Although new unemployment claims are not nearly as high as last spring, they are still extraordinarily high by historical standards. At this point in time there are around 10 million fewer jobs than in the previous year.
Wall Street analysts interviewed by Bloomberg expect a decrease in initial weekly government unemployment benefits.
The number of coronavirus cases has fallen as attempts have been made to provide vaccines to those most at risk. But until employers and consumers feel that the pandemic is under control, the labor market will not fully recover, according to economists.
“Until people feel that this is going to happen and that another big wave is not coming, I can’t imagine unemployment benefits going to change much for a while,” said Allison Schrager, an economist at the Manhattan Institute.
Federal Reserve and Treasury Department executives said the damage to the labor market was much lower than shown in published government figures, and estimated the actual unemployment rate to be closer to 10 percent than the 6.3 percent most recorded by the Labor Department frequently cited measure.

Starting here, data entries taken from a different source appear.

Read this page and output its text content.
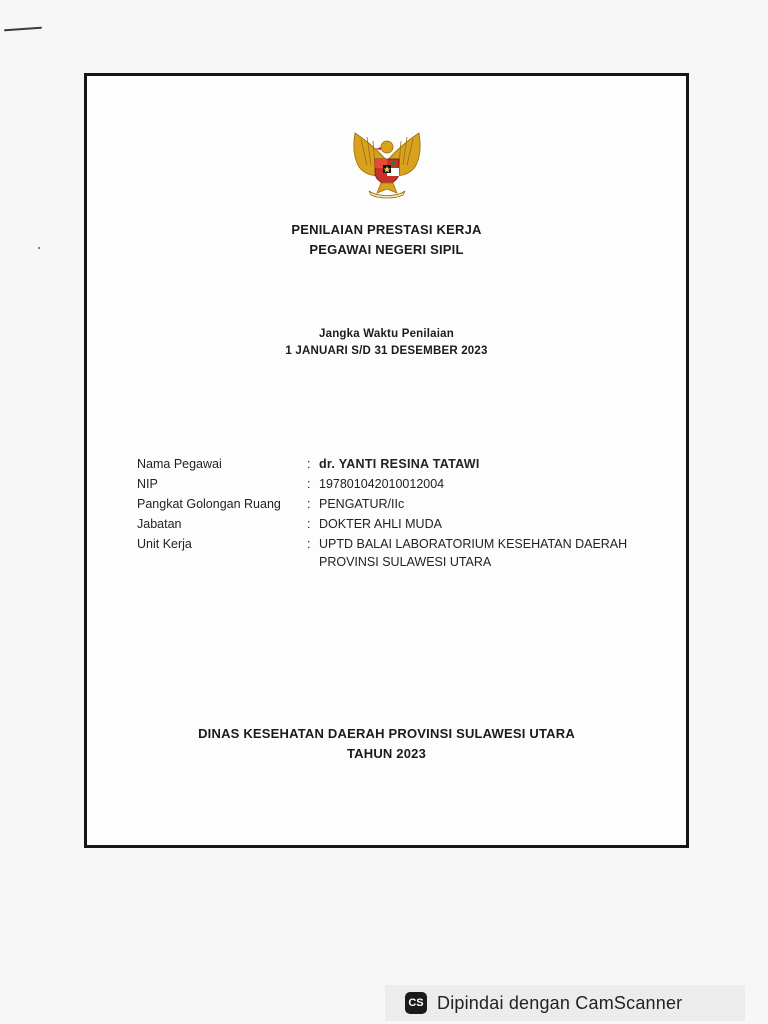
PENILAIAN PRESTASI KERJA
PEGAWAI NEGERI SIPIL
Jangka Waktu Penilaian
1 JANUARI S/D 31 DESEMBER 2023
Nama Pegawai	: dr. YANTI RESINA TATAWI
NIP	: 197801042010012004
Pangkat Golongan Ruang	: PENGATUR/IIc
Jabatan	: DOKTER AHLI MUDA
Unit Kerja	: UPTD BALAI LABORATORIUM KESEHATAN DAERAH
PROVINSI SULAWESI UTARA
DINAS KESEHATAN DAERAH PROVINSI SULAWESI UTARA
TAHUN 2023
CS Dipindai dengan CamScanner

Jerome H. Powell, chairman of the Federal Reserve, testified in front of Congress this week: “The economic recovery remains mixed and far from complete, and the path ahead is highly uncertain.”
The service industries are hardest hit, particularly in the restaurants, hospitality, leisure and travel sectors. On the career side, in fact, overall job postings are 5 percent higher than a year ago, with the demand for warehouse and construction workers and drivers being greatest, said AnnElizabeth Konkel, an economist at the company.
“We need job postings to stay above the prepandemic baseline and get people back into the job market,” she said.